New urea injection cleans up diesel tailpipe nitrous oxide emissions by over 60 percent compared to last year.

Tow ratings are overall best in class. Maximum tow for a 3500 Duramax dually with a conventional ball hitch is 17,000 lbs, 4,000 pounds more than 2010. With a fifth wheel, it jumps to 21,700 lbs, edging the Ford Super Duty out slightly, and the Ram HD by two tons.

For the HD’s class best maximum payload of 6,635 lbs, again, opt for the dually.

The Duramax HD joins the Ram HD and Super Duty with a diesel exhaust brake. Unlike the loud jake brake that 18-wheelers use, the HD’s exhaust brake matches downshifts with a slight change in turbo vane geometry. Press the exhaust brake control, tap the brakes, and the truck will quietly hold a steady speed downhill. It’s also fully integrated with the cruise control.

New steering hardware is also heavier-duty, but still delivers a relatively crisp feel, with less slack on center than the Ford Super Duty.

Ride control is very smooth considering the Silverado/Sierra’s workaholic nature, and only improved as we loaded down the bed.

The GMC Sierra pulls away from Chevy with its upscale Denali trim level. It dresses the exterior in maximum chrome, including 20-inch wheels. Inside is brushed aluminum trim, adjustable pedals, and a Bose sound system.

Otherwise, the HD’s intelligent interiors remain much the same as last year.

That includes seats. They’re plenty comfortable, if a little lacking in lateral support. The wide, comfy, rear bench seat in our CrewCab folds up with one hand for cargo.

GM’s Autonet WiFi is a tech-savvy job-site tool, providing Internet access within 150 feet of the truck.

Our SLT came with satellite navigation and rear seat entertainment. OnStar is standard on all but work trucks.

The optional back-up camera made hitching up to an industrial compressor a cinch.

Fuel economy for the Duramax is up 11 percent from last year, even with gobs more power and torque. GM estimates Duramax Highway mileage at about 19 MPG.

Base pricing for Silverado and Sierra are nearly identical.
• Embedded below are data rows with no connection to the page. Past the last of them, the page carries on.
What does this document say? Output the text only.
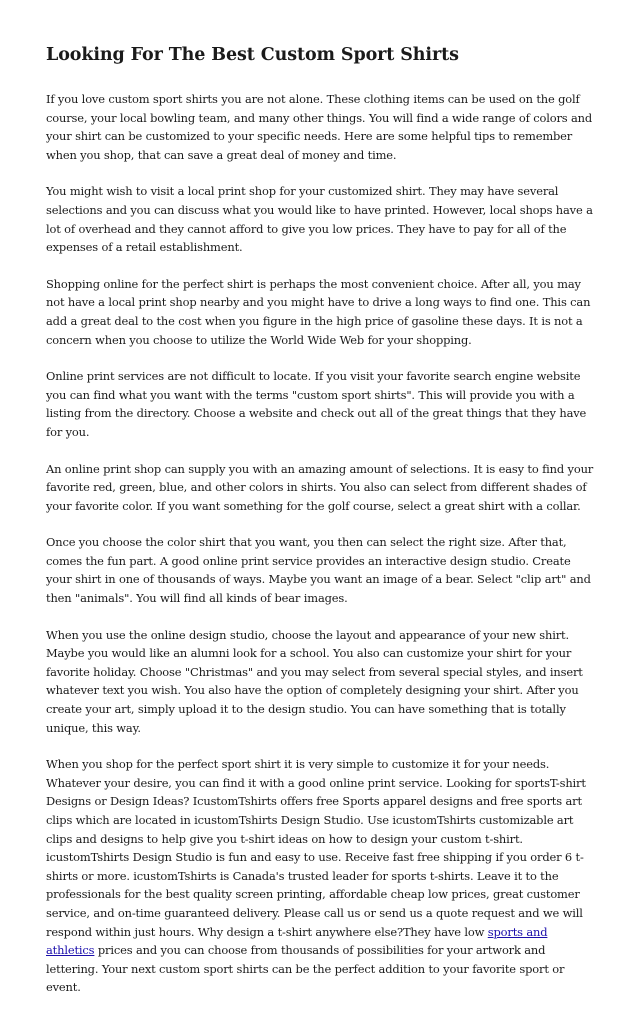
Looking For The Best Custom Sport Shirts

If you love custom sport shirts you are not alone. These clothing items can be used on the golf course, your local bowling team, and many other things. You will find a wide range of colors and your shirt can be customized to your specific needs. Here are some helpful tips to remember when you shop, that can save a great deal of money and time.

You might wish to visit a local print shop for your customized shirt. They may have several selections and you can discuss what you would like to have printed. However, local shops have a lot of overhead and they cannot afford to give you low prices. They have to pay for all of the expenses of a retail establishment.

Shopping online for the perfect shirt is perhaps the most convenient choice. After all, you may not have a local print shop nearby and you might have to drive a long ways to find one. This can add a great deal to the cost when you figure in the high price of gasoline these days. It is not a concern when you choose to utilize the World Wide Web for your shopping.

Online print services are not difficult to locate. If you visit your favorite search engine website you can find what you want with the terms "custom sport shirts". This will provide you with a listing from the directory. Choose a website and check out all of the great things that they have for you.

An online print shop can supply you with an amazing amount of selections. It is easy to find your favorite red, green, blue, and other colors in shirts. You also can select from different shades of your favorite color. If you want something for the golf course, select a great shirt with a collar.

Once you choose the color shirt that you want, you then can select the right size. After that, comes the fun part. A good online print service provides an interactive design studio. Create your shirt in one of thousands of ways. Maybe you want an image of a bear. Select "clip art" and then "animals". You will find all kinds of bear images.

When you use the online design studio, choose the layout and appearance of your new shirt. Maybe you would like an alumni look for a school. You also can customize your shirt for your favorite holiday. Choose "Christmas" and you may select from several special styles, and insert whatever text you wish. You also have the option of completely designing your shirt. After you create your art, simply upload it to the design studio. You can have something that is totally unique, this way.

When you shop for the perfect sport shirt it is very simple to customize it for your needs. Whatever your desire, you can find it with a good online print service. Looking for sportsT-shirt Designs or Design Ideas? IcustomTshirts offers free Sports apparel designs and free sports art clips which are located in icustomTshirts Design Studio. Use icustomTshirts customizable art clips and designs to help give you t-shirt ideas on how to design your custom t-shirt. icustomTshirts Design Studio is fun and easy to use. Receive fast free shipping if you order 6 t-shirts or more. icustomTshirts is Canada's trusted leader for sports t-shirts. Leave it to the professionals for the best quality screen printing, affordable cheap low prices, great customer service, and on-time guaranteed delivery. Please call us or send us a quote request and we will respond within just hours. Why design a t-shirt anywhere else?They have low sports and athletics prices and you can choose from thousands of possibilities for your artwork and lettering. Your next custom sport shirts can be the perfect addition to your favorite sport or event.
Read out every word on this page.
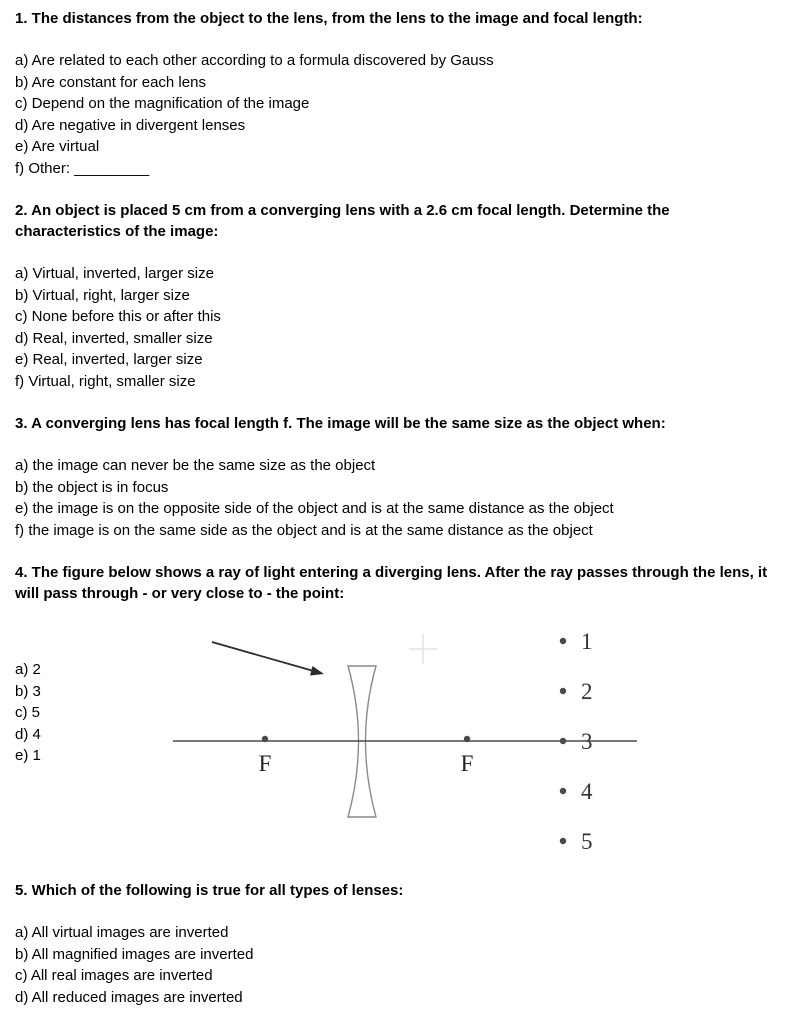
1. The distances from the object to the lens, from the lens to the image and focal length:

a) Are related to each other according to a formula discovered by Gauss
b) Are constant for each lens
c) Depend on the magnification of the image
d) Are negative in divergent lenses
e) Are virtual
f) Other: _________

2. An object is placed 5 cm from a converging lens with a 2.6 cm focal length. Determine the characteristics of the image:

a) Virtual, inverted, larger size
b) Virtual, right, larger size
c) None before this or after this
d) Real, inverted, smaller size
e) Real, inverted, larger size
f) Virtual, right, smaller size

3. A converging lens has focal length f. The image will be the same size as the object when:

a) the image can never be the same size as the object
b) the object is in focus
e) the image is on the opposite side of the object and is at the same distance as the object
f) the image is on the same side as the object and is at the same distance as the object

4. The figure below shows a ray of light entering a diverging lens. After the ray passes through the lens, it will pass through - or very close to - the point:

a) 2
b) 3
c) 5
d) 4
e) 1
1
2
3
4
5
F	F

5. Which of the following is true for all types of lenses:

a) All virtual images are inverted
b) All magnified images are inverted
c) All real images are inverted
d) All reduced images are inverted
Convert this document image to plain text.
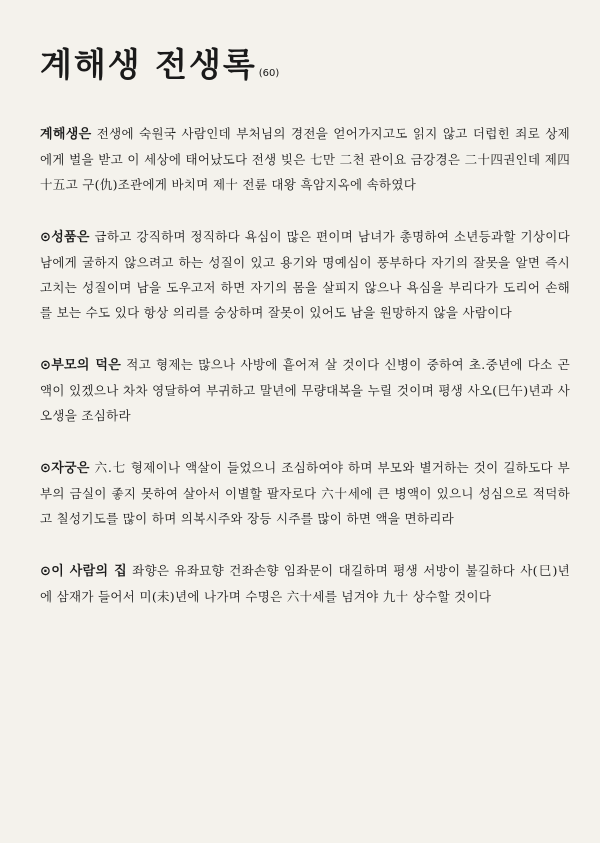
계해생 전생록 (60)

계해생은 전생에 숙원국 사람인데 부처님의 경전을 얻어가지고도 읽지 않고 더럽힌 죄로 상제에게 벌을 받고 이 세상에 태어났도다 전생 빚은 七만 二천 관이요 금강경은 二十四권인데 제四十五고 구(仇)조관에게 바치며 제十 전륜 대왕 흑암지옥에 속하였다

⊙성품은 급하고 강직하며 정직하다 욕심이 많은 편이며 남녀가 총명하여 소년등과할 기상이다 남에게 굴하지 않으려고 하는 성질이 있고 용기와 명예심이 풍부하다 자기의 잘못을 알면 즉시 고치는 성질이며 남을 도우고저 하면 자기의 몸을 살피지 않으나 욕심을 부리다가 도리어 손해를 보는 수도 있다 항상 의리를 숭상하며 잘못이 있어도 남을 원망하지 않을 사람이다

⊙부모의 덕은 적고 형제는 많으나 사방에 흩어져 살 것이다 신병이 중하여 초.중년에 다소 곤액이 있겠으나 차차 영달하여 부귀하고 말년에 무량대복을 누릴 것이며 평생 사오(巳午)년과 사오생을 조심하라

⊙자궁은 六.七 형제이나 액살이 들었으니 조심하여야 하며 부모와 별거하는 것이 길하도다 부부의 금실이 좋지 못하여 살아서 이별할 팔자로다 六十세에 큰 병액이 있으니 성심으로 적덕하고 칠성기도를 많이 하며 의복시주와 장등 시주를 많이 하면 액을 면하리라

⊙이 사람의 집 좌향은 유좌묘향 건좌손향 임좌문이 대길하며 평생 서방이 불길하다 사(巳)년에 삼재가 들어서 미(未)년에 나가며 수명은 六十세를 넘겨야 九十 상수할 것이다
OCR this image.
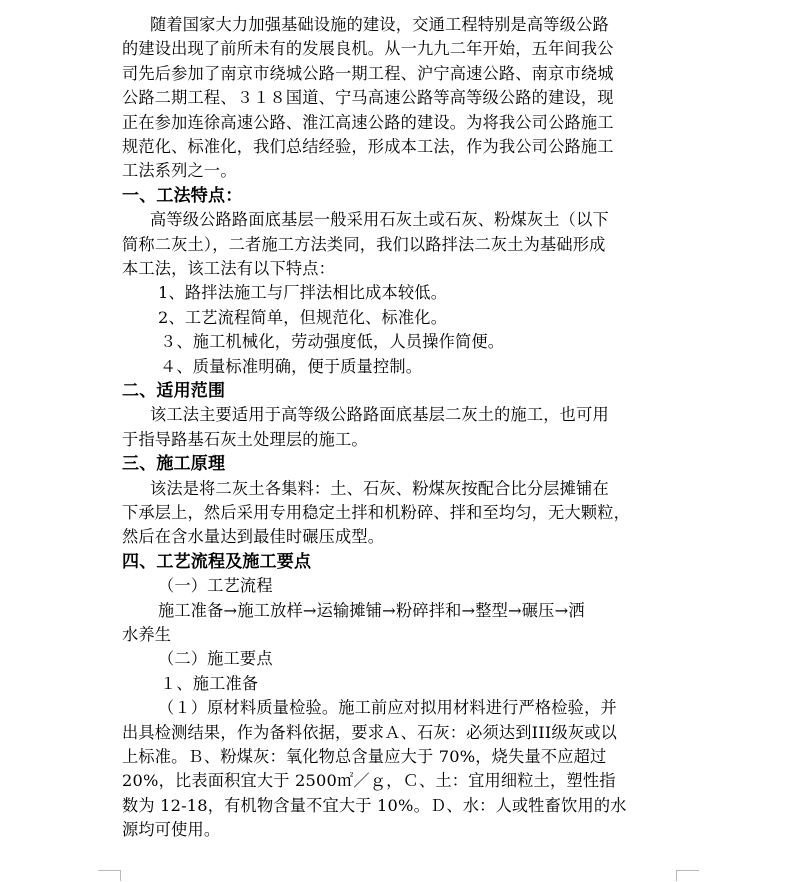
随着国家大力加强基础设施的建设，交通工程特别是高等级公路
的建设出现了前所未有的发展良机。从一九九二年开始，五年间我公
司先后参加了南京市绕城公路一期工程、沪宁高速公路、南京市绕城
公路二期工程、３１８国道、宁马高速公路等高等级公路的建设，现
正在参加连徐高速公路、淮江高速公路的建设。为将我公司公路施工
规范化、标准化，我们总结经验，形成本工法，作为我公司公路施工
工法系列之一。
一、工法特点：
高等级公路路面底基层一般采用石灰土或石灰、粉煤灰土（以下
简称二灰土），二者施工方法类同，我们以路拌法二灰土为基础形成
本工法，该工法有以下特点：
1、路拌法施工与厂拌法相比成本较低。
2、工艺流程简单，但规范化、标准化。
３、施工机械化，劳动强度低，人员操作简便。
４、质量标准明确，便于质量控制。
二、适用范围
该工法主要适用于高等级公路路面底基层二灰土的施工，也可用
于指导路基石灰土处理层的施工。
三、施工原理
该法是将二灰土各集料：土、石灰、粉煤灰按配合比分层摊铺在
下承层上，然后采用专用稳定土拌和机粉碎、拌和至均匀，无大颗粒，
然后在含水量达到最佳时碾压成型。
四、工艺流程及施工要点
（一）工艺流程
施工准备→施工放样→运输摊铺→粉碎拌和→整型→碾压→洒
水养生
（二）施工要点
１、施工准备
（１）原材料质量检验。施工前应对拟用材料进行严格检验，并
出具检测结果，作为备料依据，要求Ａ、石灰：必须达到III级灰或以
上标准。Ｂ、粉煤灰：氧化物总含量应大于 70%，烧失量不应超过
20%，比表面积宜大于 2500㎡／ｇ，Ｃ、土：宜用细粒土，塑性指
数为 12-18，有机物含量不宜大于 10%。Ｄ、水：人或牲畜饮用的水
源均可使用。
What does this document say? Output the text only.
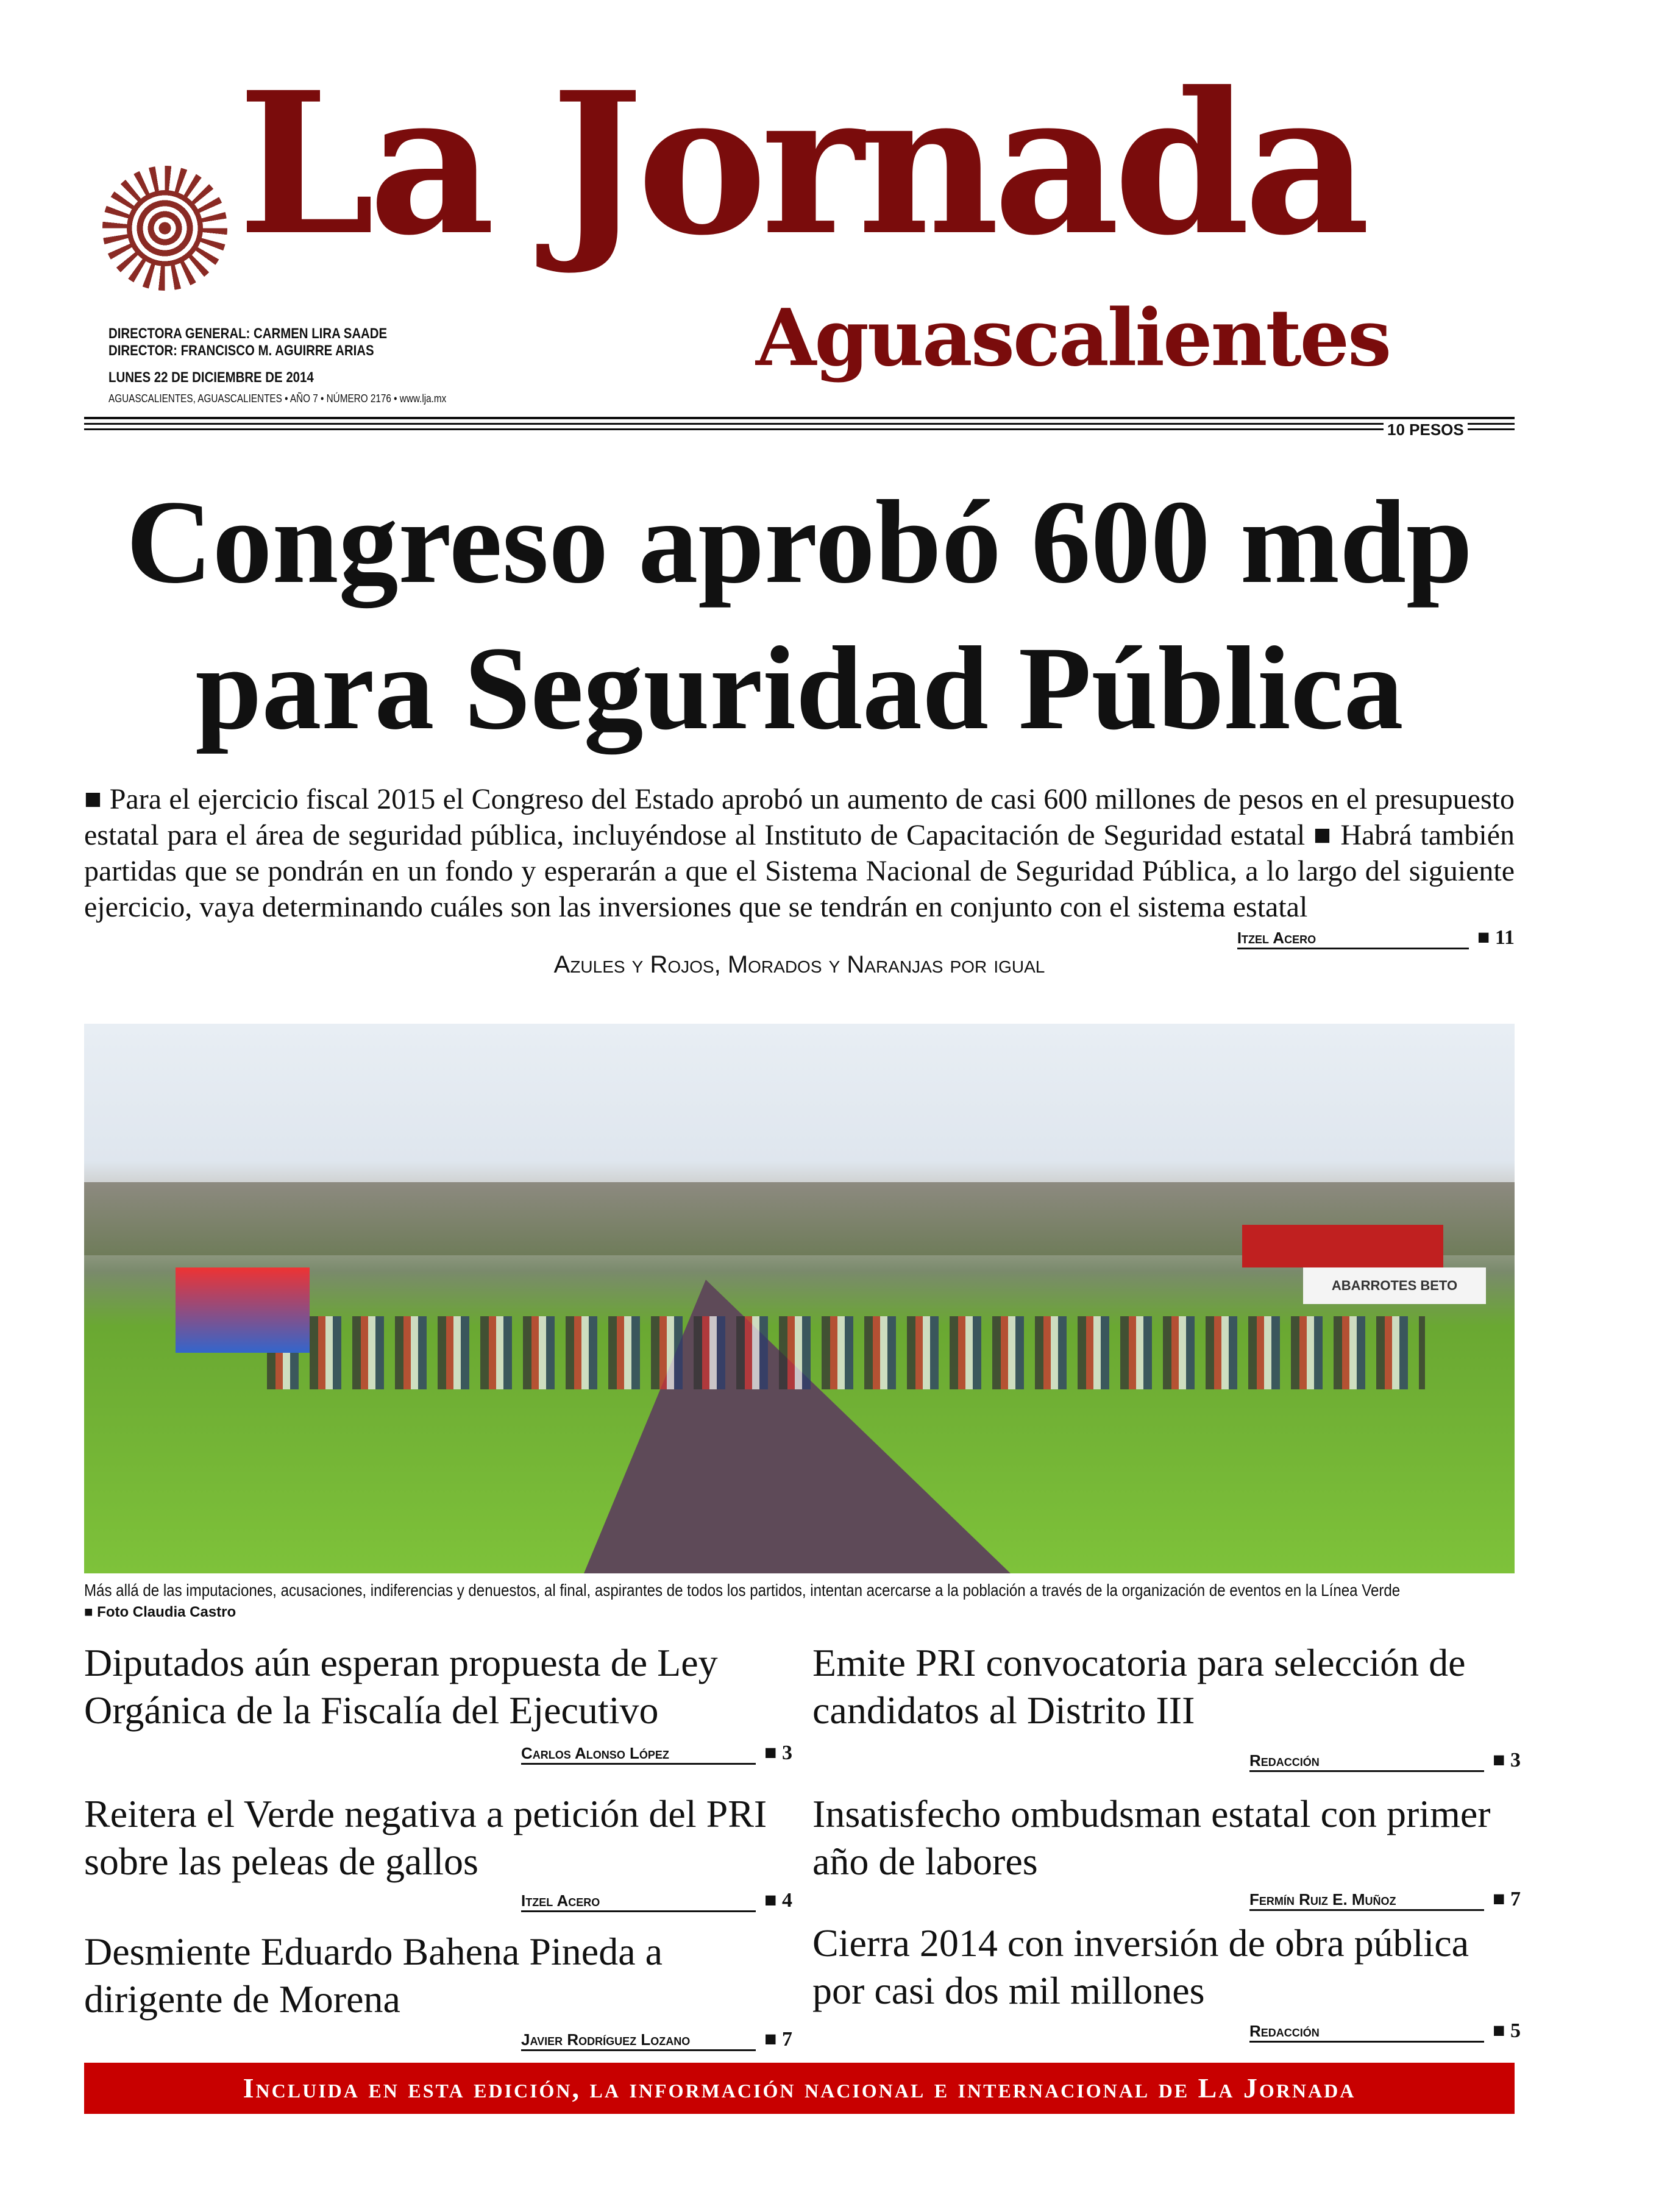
La Jornada
Aguascalientes
DIRECTORA GENERAL: CARMEN LIRA SAADE
DIRECTOR: FRANCISCO M. AGUIRRE ARIAS
LUNES 22 DE DICIEMBRE DE 2014
AGUASCALIENTES, AGUASCALIENTES • AÑO 7 • NÚMERO 2176 • www.lja.mx
10 PESOS
Congreso aprobó 600 mdp
para Seguridad Pública
■ Para el ejercicio fiscal 2015 el Congreso del Estado aprobó un aumento de casi 600 millones de pesos en el presupuesto estatal para el área de seguridad pública, incluyéndose al Instituto de Capacitación de Seguridad estatal ■ Habrá también partidas que se pondrán en un fondo y esperarán a que el Sistema Nacional de Seguridad Pública, a lo largo del siguiente ejercicio, vaya determinando cuáles son las inversiones que se tendrán en conjunto con el sistema estatal
Itzel Acero	■ 11
Azules y Rojos, Morados y Naranjas por igual
ABARROTES BETO
Más allá de las imputaciones, acusaciones, indiferencias y denuestos, al final, aspirantes de todos los partidos, intentan acercarse a la población a través de la organización de eventos en la Línea Verde
■ Foto Claudia Castro
Diputados aún esperan propuesta de Ley Orgánica de la Fiscalía del Ejecutivo
Carlos Alonso López	■ 3
Emite PRI convocatoria para selección de candidatos al Distrito III
Redacción	■ 3
Reitera el Verde negativa a petición del PRI sobre las peleas de gallos
Itzel Acero	■ 4
Insatisfecho ombudsman estatal con primer año de labores
Fermín Ruiz E. Muñoz	■ 7
Desmiente Eduardo Bahena Pineda a dirigente de Morena
Javier Rodríguez Lozano	■ 7
Cierra 2014 con inversión de obra pública por casi dos mil millones
Redacción	■ 5
Incluida en esta edición, la información nacional e internacional de La Jornada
At GMC, the base Sierra 2500 HD work truck starts at $28,960. Add $840 for 3500. The Duramax/Allison drivetrain is an $8,395 option. Add trim and options and stickers easily crest fifty grand.

We’re glad to see GM making improvements where they count- to the 2011 HD’s frame, suspension, and drivetrain.

With class-leading towing, hauling, and power, plus better fuel economy, and a more refined ride, the new GMC Sierra and Chevy Silverado three-quarter- and one-ton pickups don’t need a toothy new grille to make a statement. A heavy duty pickup has to prove its worth everyday. And for GM’s new HDs it’s a bright new dawn.